Réflexions futiles, choses vues et souvenirs inspirés par la ville et ceux que l’on y croise.
C’est l’un des passages obligés de septembre : le défilé dans les rues des étudiants bizutés. Panurgisme, soumission, sadisme, effet de meute. Chaque fois, ce spectacle me révulse et me peine. Je ne serai jamais pour l’interdire, mais j’aimerais que les bizuts se rebiffent. Par bonheur, mon cursus universitaire m’a épargné ce genre de rituel. Dans l’établissement où j’aurais pu le subir, j’ai contourné l’obstacle en intégrant directement la deuxième année. Quand je croise l’un de ces bizuts – à demi-nu, peinturluré, couvert de farine et d’œufs, portant un tee-shirt sur lequel est écrit « salope » au feutre – (chose vue ces jours-ci), je me demande comment j’aurais réagi en pareille situation. Mal, je pense. Très mal. Plutôt perdre une dent ou gagner un œil au beurre noir que sacrifier sa dignité. J’aurais été un mauvais coucheur refusant l’humiliation volontaire.
Cela dit, dans mes années d’études, j’ai éprouvé une autre forme de bizutage, un bizutage informel mais presque aussi redoutable. Des amphis pleins à craquer dans lesquels il fallait s’asseoir par terre, une université délabrée et lugubre, des cours souvent désespérant de médiocrité. Une seule solution : fuir. Baudelaire déplorait que le droit de s’en aller ne soit pas inscrit dans la déclaration des droits de l’Homme. Ne jamais négliger, en effet, le droit de s’en aller.
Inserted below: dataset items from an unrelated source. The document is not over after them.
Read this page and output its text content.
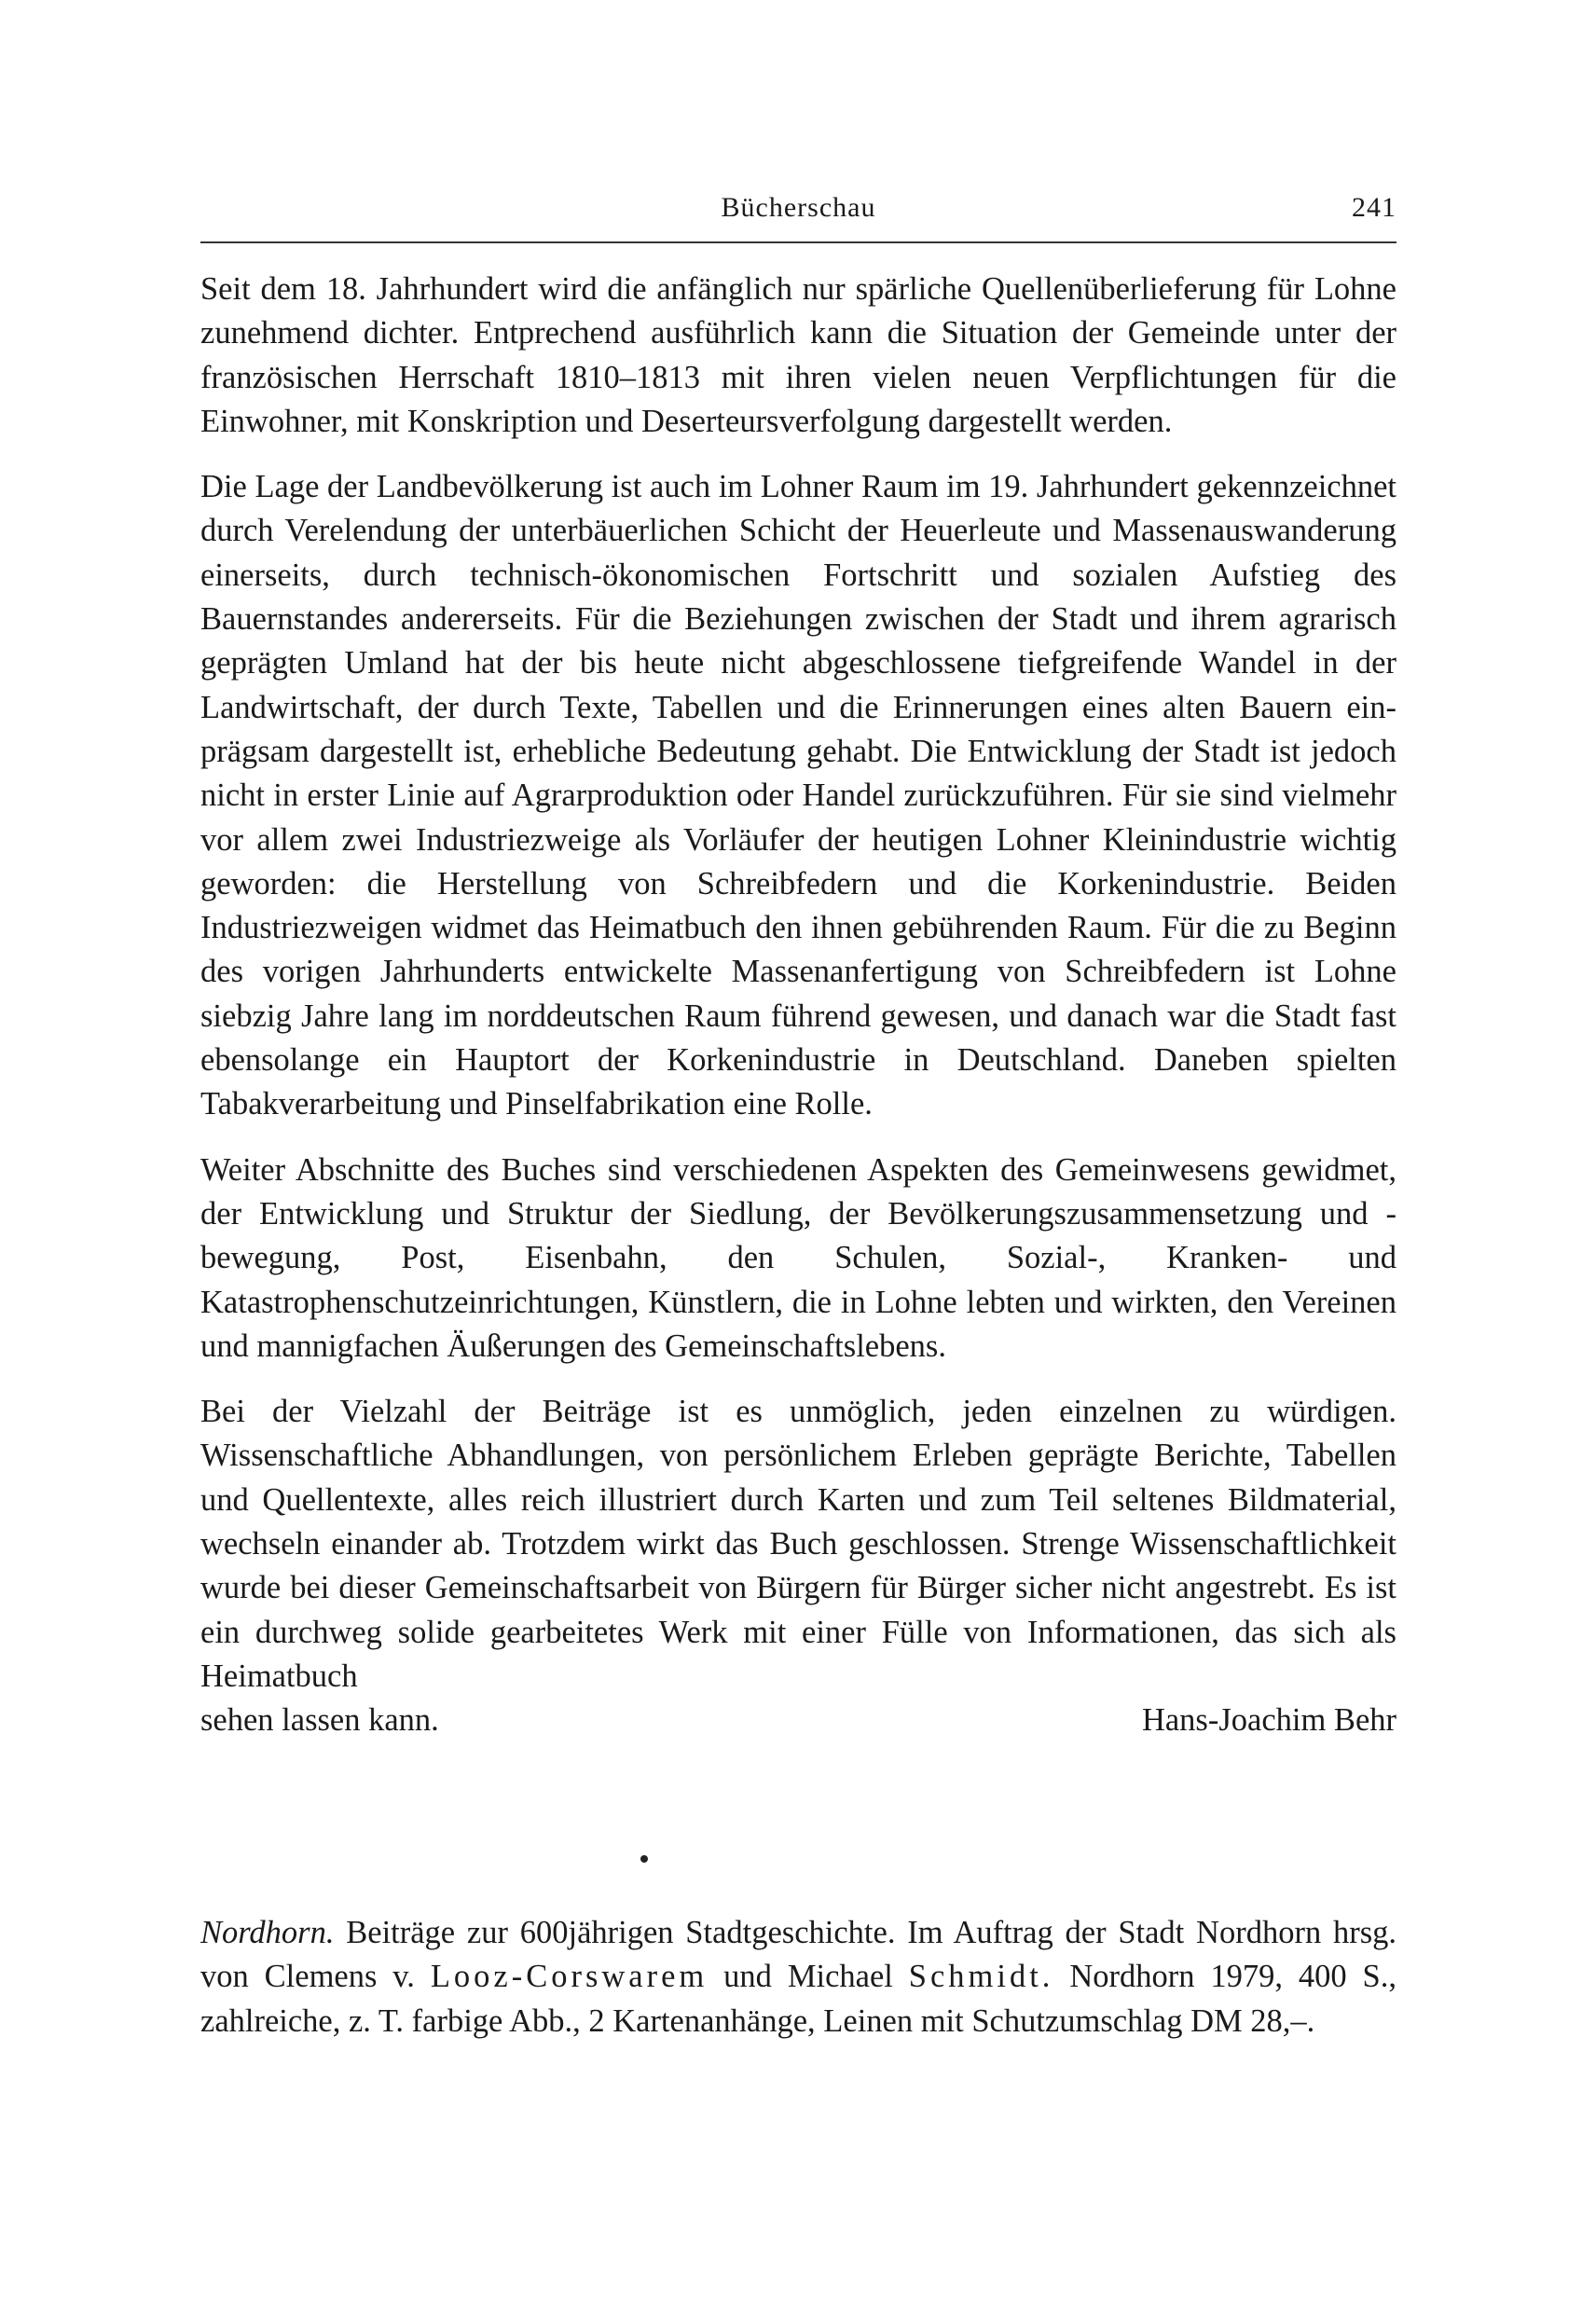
Bücherschau	241

Seit dem 18. Jahrhundert wird die anfänglich nur spärliche Quellenüberlieferung für Lohne zunehmend dichter. Entprechend ausführlich kann die Situation der Gemeinde unter der französischen Herrschaft 1810–1813 mit ihren vielen neuen Verpflichtungen für die Einwohner, mit Konskription und Deserteursverfolgung dargestellt werden.

Die Lage der Landbevölkerung ist auch im Lohner Raum im 19. Jahrhundert gekennzeichnet durch Verelendung der unterbäuerlichen Schicht der Heuerleute und Massenauswanderung einerseits, durch technisch-ökonomischen Fortschritt und sozialen Aufstieg des Bauernstandes andererseits. Für die Beziehungen zwischen der Stadt und ihrem agrarisch geprägten Umland hat der bis heute nicht abgeschlossene tiefgreifende Wandel in der Landwirtschaft, der durch Texte, Tabellen und die Erinnerungen eines alten Bauern einprägsam dargestellt ist, erhebliche Bedeutung gehabt. Die Entwicklung der Stadt ist jedoch nicht in erster Linie auf Agrarproduktion oder Handel zurückzuführen. Für sie sind vielmehr vor allem zwei Industriezweige als Vorläufer der heutigen Lohner Kleinindustrie wichtig geworden: die Herstellung von Schreibfedern und die Korkenindustrie. Beiden Industriezweigen widmet das Heimatbuch den ihnen gebührenden Raum. Für die zu Beginn des vorigen Jahrhunderts entwickelte Massenanfertigung von Schreibfedern ist Lohne siebzig Jahre lang im norddeutschen Raum führend gewesen, und danach war die Stadt fast ebensolange ein Hauptort der Korkenindustrie in Deutschland. Daneben spielten Tabakverarbeitung und Pinselfabrikation eine Rolle.

Weiter Abschnitte des Buches sind verschiedenen Aspekten des Gemeinwesens gewidmet, der Entwicklung und Struktur der Siedlung, der Bevölkerungszusammensetzung und -bewegung, Post, Eisenbahn, den Schulen, Sozial-, Kranken- und Katastrophenschutzeinrichtungen, Künstlern, die in Lohne lebten und wirkten, den Vereinen und mannigfachen Äußerungen des Gemeinschaftslebens.

Bei der Vielzahl der Beiträge ist es unmöglich, jeden einzelnen zu würdigen. Wissenschaftliche Abhandlungen, von persönlichem Erleben geprägte Berichte, Tabellen und Quellentexte, alles reich illustriert durch Karten und zum Teil seltenes Bildmaterial, wechseln einander ab. Trotzdem wirkt das Buch geschlossen. Strenge Wissenschaftlichkeit wurde bei dieser Gemeinschaftsarbeit von Bürgern für Bürger sicher nicht angestrebt. Es ist ein durchweg solide gearbeitetes Werk mit einer Fülle von Informationen, das sich als Heimatbuch
sehen lassen kann.	Hans-Joachim Behr

Nordhorn. Beiträge zur 600jährigen Stadtgeschichte. Im Auftrag der Stadt Nordhorn hrsg. von Clemens v. Looz-Corswarem und Michael Schmidt. Nordhorn 1979, 400 S., zahlreiche, z. T. farbige Abb., 2 Kartenanhänge, Leinen mit Schutzumschlag DM 28,–.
Début septembre : la « grande braderie » s’étend dans les rues toulousaines. Nous voilà bien. Le consumérisme dans ce qu’il a de plus repoussant, vulgaire, envahissant. Partout, la marchandise s’étale. Jamais la rue Alsace n’avait ressemblé autant à une galerie marchande à ciel ouvert – ce à quoi elle ressemble déjà trop souvent en temps normal. Voilà qui donne envie de devenir décroissant, casseur de pub, ascète. Même les petites rues n’échappent pas au déballage. Au milieu de la foule déambulent des soldats du plan Vigipirate et des policiers armés de fusils mitrailleurs. Cela renforce le côté irréel du spectacle. On se croirait dans un film de John Carpenter, comme Invasion Los Angeles ou New York 1997. Une vraie cour des miracles. Ce genre d’événement me donne envie de vivre dans un cabanon, une caverne, un souterrain, un château fort avec pont-levis. Huile bouillante en option.
Ma nature joyeuse et pessimiste à la fois me fait souvent méditer sur le peu d’avenir que portent les temps où nous sommes. Il suffit d’ouvrir un journal ou d’allumer la télévision – y compris dans ses émissions de « divertissement » (de Laurent Ruquier à Cyril Hanouna) – pour être désespéré tout à fait. Pourtant, ce n’est rien. La vraie vie est ailleurs.
Un dimanche matin, je suis hélé dans la rue Bayard par deux jeunes gens à vélo. L’un se présente, Pierre Adrian ; je reconnais l’autre : Philibert Humm. J’avais rencontré Philibert deux ou trois fois à Paris ces dernières années. Il avait vingt ans et des poussières, était critique littéraire à Paris Match et semblait avoir déjà tout lu. Depuis, il a fait éditer et a préfacé un beau roman oublié de Pierre Mérindol, Fausse route, au Dilettante. Quant à Pierre Adrian, j’avais lu son beau récit, La Piste Pasolini, et je lis ses chroniques dans L’Équipe Magazine. Il a aussi publié un roman, Des Âmes simples, aux excellentes éditions des Équateurs d’Olivier Frébourg. C’est pour ce même éditeur que Pierre et Philibert parcourent le vieux pays (à pied, en voiture, en bateau et donc à vélo) afin de donner une nouvelle version du Tour de la France par deux enfants d’Augustine Fouillée – ce manuel de lecture qui fut un classique sous la IIIème République. Nous prenons un café place Jeanne d’Arc. Ils ont acheté leurs vélos deux jours avant à Sète. Quinze euros pièce. Cela ne se refuse pas. L’un n’a pas de freins, mais la sonnette marche. Pierre et Philibert ont vingt-cinq ans ou presque. Ce type d’énergumènes nous convainc que rien n’est jamais perdu. Ils sont bourrés de talent, de joie, d’inquiétude, d’espérance. Pas le genre à être vissés sur leur téléphone portatif ou à prendre des selfies. Je parierais qu’ils n’ont pas d’amis sur Facebook ni de « followers ». Que dieu les en préserve. Ils sont dans le vécu, le concret, le réel. Pas dans les simulacres que la vie moderne réserve aux bizuts, aux esclaves consentants, aux consommateurs. Bonne route les enfants.